O relatório hoje publicado, elaborado por 45 especialistas de operadores de rede e reguladores de 12 países, classifica o incidente como de “escala 3” – o nível mais grave previsto pela legislação europeia – e descreve-o como “o mais significativo ocorrido no sistema eléctrico europeu em mais de 20 anos”, afectando milhões de cidadãos e provocando perturbações graves em serviços essenciais.
De acordo com a análise da Rede Europeia de Gestores de Redes de Transporte de Eletricidade (ENTSO-E, na sigla em inglês), a sequência de falhas teve início às 12h32 (hora de Bruxelas), quando diversas centrais solares e eólicas no sul de Espanha se desligaram subitamente da rede, seguidas de perdas adicionais em regiões como Granada, Badajoz, Sevilha e Cáceres. Em menos de um minuto, foram retirados mais de 2,5 gigawatts de capacidade de produção. Esta quebra reduziu a compensação reactiva disponível, provocando uma escalada da tensão eléctrica e desencadeando um efeito em cascata em toda a Península Ibérica.
Às 12h33, o sistema ibérico começou a perder sincronismo com a rede continental, registando oscilações de frequência e tensão que não puderam ser estabilizadas pelos planos automáticos de defesa de Portugal e Espanha. Pouco depois, as interligações com França e Marrocos também foram desligadas, consumando a separação eléctrica da Península e o colapso total dos sistemas português e espanhol.

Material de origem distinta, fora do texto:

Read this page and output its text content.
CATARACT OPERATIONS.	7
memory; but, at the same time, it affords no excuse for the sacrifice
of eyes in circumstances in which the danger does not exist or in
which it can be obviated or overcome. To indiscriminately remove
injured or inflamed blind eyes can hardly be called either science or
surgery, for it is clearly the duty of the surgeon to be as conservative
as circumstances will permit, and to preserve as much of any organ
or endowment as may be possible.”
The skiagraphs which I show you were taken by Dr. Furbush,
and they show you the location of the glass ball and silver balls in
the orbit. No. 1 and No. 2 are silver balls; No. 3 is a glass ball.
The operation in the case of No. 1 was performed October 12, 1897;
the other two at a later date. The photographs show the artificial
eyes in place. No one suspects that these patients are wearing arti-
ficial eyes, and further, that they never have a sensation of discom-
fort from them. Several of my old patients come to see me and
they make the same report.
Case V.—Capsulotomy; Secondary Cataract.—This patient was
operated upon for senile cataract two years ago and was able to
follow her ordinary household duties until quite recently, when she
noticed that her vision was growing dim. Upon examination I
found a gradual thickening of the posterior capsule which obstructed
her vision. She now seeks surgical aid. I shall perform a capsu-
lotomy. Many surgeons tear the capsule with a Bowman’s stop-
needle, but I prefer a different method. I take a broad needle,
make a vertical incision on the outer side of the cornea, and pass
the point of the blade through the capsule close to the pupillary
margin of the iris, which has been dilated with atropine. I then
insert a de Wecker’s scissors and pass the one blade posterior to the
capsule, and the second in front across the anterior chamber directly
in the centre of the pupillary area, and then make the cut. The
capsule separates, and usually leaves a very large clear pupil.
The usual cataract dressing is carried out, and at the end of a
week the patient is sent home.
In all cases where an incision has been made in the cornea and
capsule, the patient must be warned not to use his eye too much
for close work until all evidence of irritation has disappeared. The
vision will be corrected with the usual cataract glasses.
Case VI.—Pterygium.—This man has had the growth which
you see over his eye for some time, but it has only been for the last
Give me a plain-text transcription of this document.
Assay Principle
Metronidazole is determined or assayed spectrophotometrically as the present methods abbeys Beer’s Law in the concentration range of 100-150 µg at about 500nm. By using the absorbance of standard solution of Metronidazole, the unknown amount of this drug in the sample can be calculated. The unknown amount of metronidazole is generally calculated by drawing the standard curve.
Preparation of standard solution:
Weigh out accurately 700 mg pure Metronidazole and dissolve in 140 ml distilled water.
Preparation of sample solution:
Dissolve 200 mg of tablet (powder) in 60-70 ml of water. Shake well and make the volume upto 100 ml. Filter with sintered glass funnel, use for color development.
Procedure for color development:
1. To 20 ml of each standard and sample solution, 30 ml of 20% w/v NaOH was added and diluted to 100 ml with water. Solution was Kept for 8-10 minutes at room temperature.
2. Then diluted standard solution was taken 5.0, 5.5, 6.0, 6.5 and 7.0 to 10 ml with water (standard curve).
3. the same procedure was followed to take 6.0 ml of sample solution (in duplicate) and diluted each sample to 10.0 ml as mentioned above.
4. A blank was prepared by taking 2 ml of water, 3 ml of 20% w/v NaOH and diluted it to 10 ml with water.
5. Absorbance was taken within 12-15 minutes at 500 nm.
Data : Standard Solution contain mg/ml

As conclusões hoje divulgadas são de carcáter factual e baseiam-se nos dados recolhidos até 22 de Agosto. O relatório final, inicialmente previsto para Outubro de 2026, foi entretanto antecipado para o primeiro trimestre de 2026 e incluirá recomendações concretas destinadas a evitar incidentes semelhantes não apenas na Península Ibérica, mas em toda a rede eléctrica europeia.